Regraded to the Cork Intermediate Football Championship
- Glanmire

==Results==
===Round 2===

- The Cork Institute of Technology and Muskerry received byes in this round.

==Championship statistics==
===Top scorers===

- Top scorers overall

| Rank | Player | Club | Tally | Total | Matches | Average |
| 1 | Paul Holland | Clyda Rovers | 2-40 | 46 | 7 | 6.57 |
| 2 | Jurgen Werner | O'Donovan Rossa | 1-37 | 40 | 7 | 5.71 |
| 3 | Colin Corkery | Nemo Rangers | 0-35 | 35 | 6 | 5.83 |
| 4 | Philip Clifford | Bantry Blues | 2-18 | 24 | 4 | 6.00 |
| Colin Crowley | Castlehaven | 2-18 | 24 | 5 | 5.80 |
| 6 | Brian O'Sullivan | Carbery | 0-21 | 21 | 7 | 3.00 |
| 7 | Paudie Hurley | Castlehaven | 2-11 | 17 | 5 | 3.40 |
| David Nyhan | Dohenys | 0-17 | 17 | 3 | 5.66 |
| 9 | Joe Kavanagh | Nemo Rangers | 2-10 | 16 | 6 | 2.66 |
| Alan Cronin | Nemo Rangers | 1-13 | 16 | 6 | 2.66 |

- Top scorers in a single game

| Rank | Player | Club | Tally | Total | Opposition |
| 1 | Colin Corkery | Nemo Rangers | 0-11 | 11 | Castlehaven |
| 2 | Jurgen Werner | O'Donovan Rossa | 1-07 | 10 | Beara |
| 3 | David Fleming | Carrigdhoun | 2-03 | 9 | Na Piarsaigh |
| Philip Clifford | Bantry Blues | 1-06 | 9 | Dohenys |
| Paul Holland | Clyda Rovers | 1-06 | 9 | Muskerry |
| 6 | Colin Crowley | Castlehaven | 1-05 | 8 | O'Donovan Rossa |
| Ronan McCarthy | Douglas | 0-08 | 8 | Bishopstown |
| Paul Holland | Clyda Rovers | 0-08 | 8 | Muskerry |
| 9 | Paul Holland | Clyda Rovers | 1-04 | 7 | Mallow |
| Kevin Lynch | Naomh Abán | 1-04 | 7 | Avondhu |
| Colin Crowley | Castlehaven | 1-04 | 7 | CIT |
| Philip Clifford | Bantry Blues | 1-04 | 7 | Nemo Rangers |
| Alan Cronin | Nemo Rangers | 1-04 | 7 | Carbery |
| Jurgen Werner | O'Donovan Rossa | 0-07 | 7 | Douglas |
| David Nyhan | Dohenys | 0-07 | 7 | Bantry Blues |
| James O'Shea | Bishopstown | 0-07 | 7 | Naomh Abán |
| Paul Holland | Clyda Rovers | 0-07 | 7 | Seandún |
| Colin O'Sullivan | Na Piarsaigh | 0-07 | 7 | Carrigdhoun |
| Paul Holland | Clyda Rovers | 0-07 | 7 | Duhallow |
| Colin Corkery | Nemo Rangers | 0-07 | 7 | Bantry Blues |
| Jurgen Werner | O'Donovan Rossa | 0-07 | 7 | Castlehaven |
| Fionán Murray | St.

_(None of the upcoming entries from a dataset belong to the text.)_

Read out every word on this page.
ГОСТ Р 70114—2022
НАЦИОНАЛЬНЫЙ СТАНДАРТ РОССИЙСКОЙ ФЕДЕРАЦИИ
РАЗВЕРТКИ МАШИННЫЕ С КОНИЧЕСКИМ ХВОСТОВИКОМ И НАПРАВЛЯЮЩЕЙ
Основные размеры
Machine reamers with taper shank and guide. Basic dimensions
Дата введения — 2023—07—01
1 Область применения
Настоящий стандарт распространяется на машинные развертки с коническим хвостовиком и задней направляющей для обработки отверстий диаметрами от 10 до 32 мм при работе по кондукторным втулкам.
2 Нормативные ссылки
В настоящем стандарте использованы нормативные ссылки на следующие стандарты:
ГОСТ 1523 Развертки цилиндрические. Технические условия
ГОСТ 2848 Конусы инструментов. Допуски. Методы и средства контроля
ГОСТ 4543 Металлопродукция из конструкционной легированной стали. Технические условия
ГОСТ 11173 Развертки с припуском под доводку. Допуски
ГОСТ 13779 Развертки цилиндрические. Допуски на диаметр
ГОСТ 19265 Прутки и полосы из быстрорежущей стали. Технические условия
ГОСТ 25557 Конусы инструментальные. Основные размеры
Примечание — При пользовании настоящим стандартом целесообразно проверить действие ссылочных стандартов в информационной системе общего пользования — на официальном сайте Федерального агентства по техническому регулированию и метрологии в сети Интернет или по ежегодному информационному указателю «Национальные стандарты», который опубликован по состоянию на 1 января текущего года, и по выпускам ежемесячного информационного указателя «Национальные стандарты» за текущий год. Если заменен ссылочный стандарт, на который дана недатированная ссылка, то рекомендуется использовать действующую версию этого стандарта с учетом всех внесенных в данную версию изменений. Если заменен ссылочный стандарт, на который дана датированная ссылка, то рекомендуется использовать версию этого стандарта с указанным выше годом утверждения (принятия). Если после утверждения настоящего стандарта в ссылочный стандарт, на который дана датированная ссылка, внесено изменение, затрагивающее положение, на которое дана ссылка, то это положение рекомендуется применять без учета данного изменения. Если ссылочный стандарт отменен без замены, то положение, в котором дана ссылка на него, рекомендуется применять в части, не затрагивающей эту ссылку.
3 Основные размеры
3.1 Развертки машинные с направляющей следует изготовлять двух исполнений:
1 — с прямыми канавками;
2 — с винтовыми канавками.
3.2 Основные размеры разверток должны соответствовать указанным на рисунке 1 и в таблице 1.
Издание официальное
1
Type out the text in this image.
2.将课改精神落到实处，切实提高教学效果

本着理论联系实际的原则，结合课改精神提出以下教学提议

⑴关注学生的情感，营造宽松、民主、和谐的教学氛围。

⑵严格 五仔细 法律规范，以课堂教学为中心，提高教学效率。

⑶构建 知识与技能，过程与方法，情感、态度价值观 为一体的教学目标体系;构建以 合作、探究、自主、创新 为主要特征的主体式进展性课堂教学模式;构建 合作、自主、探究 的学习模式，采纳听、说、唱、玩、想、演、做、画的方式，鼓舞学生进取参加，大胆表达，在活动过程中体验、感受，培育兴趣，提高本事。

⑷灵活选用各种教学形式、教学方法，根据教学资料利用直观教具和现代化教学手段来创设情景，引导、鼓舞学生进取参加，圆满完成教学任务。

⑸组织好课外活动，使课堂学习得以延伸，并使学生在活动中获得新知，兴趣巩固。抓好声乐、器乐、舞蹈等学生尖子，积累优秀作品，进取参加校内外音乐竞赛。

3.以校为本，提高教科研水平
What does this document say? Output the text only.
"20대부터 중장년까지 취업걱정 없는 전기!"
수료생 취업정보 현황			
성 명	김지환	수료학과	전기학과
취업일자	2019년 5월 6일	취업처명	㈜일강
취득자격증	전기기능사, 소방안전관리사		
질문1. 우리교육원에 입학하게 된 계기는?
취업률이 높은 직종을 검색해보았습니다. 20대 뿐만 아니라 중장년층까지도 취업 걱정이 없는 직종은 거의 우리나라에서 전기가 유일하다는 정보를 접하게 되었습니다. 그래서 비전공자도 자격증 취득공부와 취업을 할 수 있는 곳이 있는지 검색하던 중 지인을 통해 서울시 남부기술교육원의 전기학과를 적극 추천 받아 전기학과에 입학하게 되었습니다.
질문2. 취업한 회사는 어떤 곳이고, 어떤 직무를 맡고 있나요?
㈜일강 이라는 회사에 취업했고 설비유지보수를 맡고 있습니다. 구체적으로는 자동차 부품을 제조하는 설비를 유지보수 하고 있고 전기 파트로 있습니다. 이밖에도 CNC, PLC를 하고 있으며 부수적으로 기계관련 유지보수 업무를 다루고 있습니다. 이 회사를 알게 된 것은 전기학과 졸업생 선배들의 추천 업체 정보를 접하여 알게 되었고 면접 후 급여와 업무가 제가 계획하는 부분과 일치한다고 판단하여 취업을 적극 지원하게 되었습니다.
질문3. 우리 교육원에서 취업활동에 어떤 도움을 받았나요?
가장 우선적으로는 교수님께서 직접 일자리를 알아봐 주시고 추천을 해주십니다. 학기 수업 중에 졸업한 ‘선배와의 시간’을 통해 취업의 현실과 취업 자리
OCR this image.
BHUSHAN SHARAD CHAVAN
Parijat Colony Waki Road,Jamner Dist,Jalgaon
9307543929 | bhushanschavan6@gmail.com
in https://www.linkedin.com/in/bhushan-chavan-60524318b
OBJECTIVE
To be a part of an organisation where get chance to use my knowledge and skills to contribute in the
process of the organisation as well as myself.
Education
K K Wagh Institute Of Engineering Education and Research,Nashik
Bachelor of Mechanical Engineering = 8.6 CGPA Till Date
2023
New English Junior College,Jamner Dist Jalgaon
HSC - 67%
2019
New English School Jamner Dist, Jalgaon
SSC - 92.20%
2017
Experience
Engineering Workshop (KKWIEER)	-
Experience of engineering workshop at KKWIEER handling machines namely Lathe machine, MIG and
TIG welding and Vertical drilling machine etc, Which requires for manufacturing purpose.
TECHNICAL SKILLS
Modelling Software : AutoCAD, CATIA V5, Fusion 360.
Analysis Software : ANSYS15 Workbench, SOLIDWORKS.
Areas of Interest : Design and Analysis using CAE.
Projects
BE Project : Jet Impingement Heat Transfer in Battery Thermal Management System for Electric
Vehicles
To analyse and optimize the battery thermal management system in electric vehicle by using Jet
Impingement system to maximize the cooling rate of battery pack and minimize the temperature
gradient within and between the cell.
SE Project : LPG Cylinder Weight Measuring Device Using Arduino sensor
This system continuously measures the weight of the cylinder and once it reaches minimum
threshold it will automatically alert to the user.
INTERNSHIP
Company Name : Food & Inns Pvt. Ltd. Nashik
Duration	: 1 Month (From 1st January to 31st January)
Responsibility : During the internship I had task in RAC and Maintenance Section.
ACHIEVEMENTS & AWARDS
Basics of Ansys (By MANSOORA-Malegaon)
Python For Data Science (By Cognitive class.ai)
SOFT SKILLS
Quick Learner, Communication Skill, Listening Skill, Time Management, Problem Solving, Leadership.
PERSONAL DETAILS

Finbarr's | 0-07 | 7 | Nemo Rangers |

===Miscellaneous===

- Carrigdhoun recorded back-to-back victories for the first time in the history of the championship.
- As a result of their victory in the final, Nemo Rangers joined the defunct Lees club at the top of the all-time roll of honour with 11 titles.
- Carbery qualify for the final for the first time since 1974.